The Michigan Transportation Commission, which is split evenly among Democrats, Republicans and independents, unanimously endorsed the Democratic governor’s plan after she unwrapped it in her State of the Union message in late January. 

The bonds will bump spending on state roads — I, U.S. and M numbered routes — to $7.3 billion between now and September 2024 from more than $3.8 billion.

“Over the long haul we will actually be saving money as a result of this. it’s an important component of any strategy to fix a crisis as big as the one that we’re confronting,” Whitmer said. 

She emphasized that the additional spending can only go toward the worst roads and bridges, not ones overseen by local agencies. She said she hopes the Legislature will get serious about moving forward when it comes to fixing the state’s roads and bridges. 

Whitmer does not intend to craft a new permanent road-funding plan about a year after the Republican-controlled Legislature shot down her proposed 45-cents-a-gallon fuel tax increase, a proposal that didn’t play out well with the public. 

Even with her latest proposal that was supported by a state panel, GOP leaders are skeptical about the ambitious fix of roads and bridges and that may be convinced the governor has magically found money to overhaul roads and bridges when she has not. 

Republican leaders point out the state could remove the sales tax on fuel — which primarily goes to schools and municipalities and is not levied in many other states — and pass an equivalent per-gallon tax at the pump dedicated to roadwork, raising $900 million with no tax increase. They claim funding for education and local governments would stay intact if the state refinanced and delayed the repayment of debt in the school employees’ retirement system.

GOP leaders insist their plan is on the table and the governor needs to respond to their proposal. Whitmer has rejected such a move in the past.

It’s obvious the governor and GOP leaders are headed for a showdown on the fix-the-roads-and-bridges dilemma, which has been a political battle for much longer than the people of the state would prefer. In the meantime, the state’s infrastructure continues to decline.

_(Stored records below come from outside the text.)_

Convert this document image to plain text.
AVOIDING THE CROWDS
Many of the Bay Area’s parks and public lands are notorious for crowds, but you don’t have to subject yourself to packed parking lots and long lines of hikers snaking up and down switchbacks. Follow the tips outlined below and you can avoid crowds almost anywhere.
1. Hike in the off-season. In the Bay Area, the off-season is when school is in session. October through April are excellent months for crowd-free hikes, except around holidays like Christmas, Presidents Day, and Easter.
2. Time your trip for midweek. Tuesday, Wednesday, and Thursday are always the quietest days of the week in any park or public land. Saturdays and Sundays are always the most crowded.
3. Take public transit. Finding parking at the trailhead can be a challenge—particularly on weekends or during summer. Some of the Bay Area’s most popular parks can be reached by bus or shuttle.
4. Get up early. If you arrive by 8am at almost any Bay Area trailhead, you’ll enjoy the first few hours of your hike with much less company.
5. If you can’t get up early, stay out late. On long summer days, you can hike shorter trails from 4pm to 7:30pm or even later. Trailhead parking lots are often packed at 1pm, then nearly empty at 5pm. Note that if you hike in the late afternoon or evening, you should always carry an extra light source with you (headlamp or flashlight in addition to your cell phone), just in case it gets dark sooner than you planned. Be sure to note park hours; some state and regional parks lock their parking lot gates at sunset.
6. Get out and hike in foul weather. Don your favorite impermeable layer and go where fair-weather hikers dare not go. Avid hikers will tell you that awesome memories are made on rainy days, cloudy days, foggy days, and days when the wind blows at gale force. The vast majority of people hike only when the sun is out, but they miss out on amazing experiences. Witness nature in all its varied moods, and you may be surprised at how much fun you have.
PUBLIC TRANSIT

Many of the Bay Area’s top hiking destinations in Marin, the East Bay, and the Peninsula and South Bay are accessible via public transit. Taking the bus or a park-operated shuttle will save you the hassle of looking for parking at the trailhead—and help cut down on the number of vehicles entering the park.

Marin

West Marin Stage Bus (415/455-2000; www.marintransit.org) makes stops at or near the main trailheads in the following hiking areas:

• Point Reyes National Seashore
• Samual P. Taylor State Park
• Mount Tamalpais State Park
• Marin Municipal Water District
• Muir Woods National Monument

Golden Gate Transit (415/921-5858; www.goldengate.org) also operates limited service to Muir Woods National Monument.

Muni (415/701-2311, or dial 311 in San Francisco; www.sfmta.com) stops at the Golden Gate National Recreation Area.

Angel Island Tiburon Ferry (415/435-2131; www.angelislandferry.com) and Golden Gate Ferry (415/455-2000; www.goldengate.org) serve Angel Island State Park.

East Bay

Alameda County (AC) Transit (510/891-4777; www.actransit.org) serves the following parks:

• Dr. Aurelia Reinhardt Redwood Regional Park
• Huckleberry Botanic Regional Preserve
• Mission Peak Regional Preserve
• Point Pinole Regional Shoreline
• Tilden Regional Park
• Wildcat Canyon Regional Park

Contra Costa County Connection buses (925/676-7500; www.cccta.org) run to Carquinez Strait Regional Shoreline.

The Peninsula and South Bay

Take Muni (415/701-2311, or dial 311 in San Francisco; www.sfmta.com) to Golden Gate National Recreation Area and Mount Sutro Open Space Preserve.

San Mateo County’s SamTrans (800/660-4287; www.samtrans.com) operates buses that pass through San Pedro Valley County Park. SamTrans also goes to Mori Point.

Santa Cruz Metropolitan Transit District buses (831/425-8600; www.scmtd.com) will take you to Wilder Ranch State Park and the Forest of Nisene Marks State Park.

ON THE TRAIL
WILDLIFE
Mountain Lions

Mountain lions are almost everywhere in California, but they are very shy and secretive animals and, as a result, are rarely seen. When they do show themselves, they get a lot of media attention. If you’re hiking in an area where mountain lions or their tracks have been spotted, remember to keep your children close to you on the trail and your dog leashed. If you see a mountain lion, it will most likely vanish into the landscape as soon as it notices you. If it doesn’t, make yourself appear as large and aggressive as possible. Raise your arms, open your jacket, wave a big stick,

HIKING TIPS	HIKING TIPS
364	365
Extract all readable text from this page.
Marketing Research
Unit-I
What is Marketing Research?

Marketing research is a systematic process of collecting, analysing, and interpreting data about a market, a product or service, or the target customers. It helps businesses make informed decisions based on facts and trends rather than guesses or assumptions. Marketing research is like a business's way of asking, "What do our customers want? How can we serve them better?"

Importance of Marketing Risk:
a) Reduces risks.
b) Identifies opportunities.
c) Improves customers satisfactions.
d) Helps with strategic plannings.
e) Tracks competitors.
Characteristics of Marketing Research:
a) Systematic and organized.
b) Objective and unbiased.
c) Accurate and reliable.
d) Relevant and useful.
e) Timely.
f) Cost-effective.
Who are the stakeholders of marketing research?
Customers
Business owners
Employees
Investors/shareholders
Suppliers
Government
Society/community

The governor is adamant about fixing the state’s roads and bridges. Republicans are brassbound about not putting the state in a deep pothole when it comes to bond indebtedness and taking taxes to another level.

We urge the two sides to negotiate a compromise, which will attack the basic problem, which is improving roads and bridges. Our view of a compromise is when the parties are willing to settle their differences. No more stalling.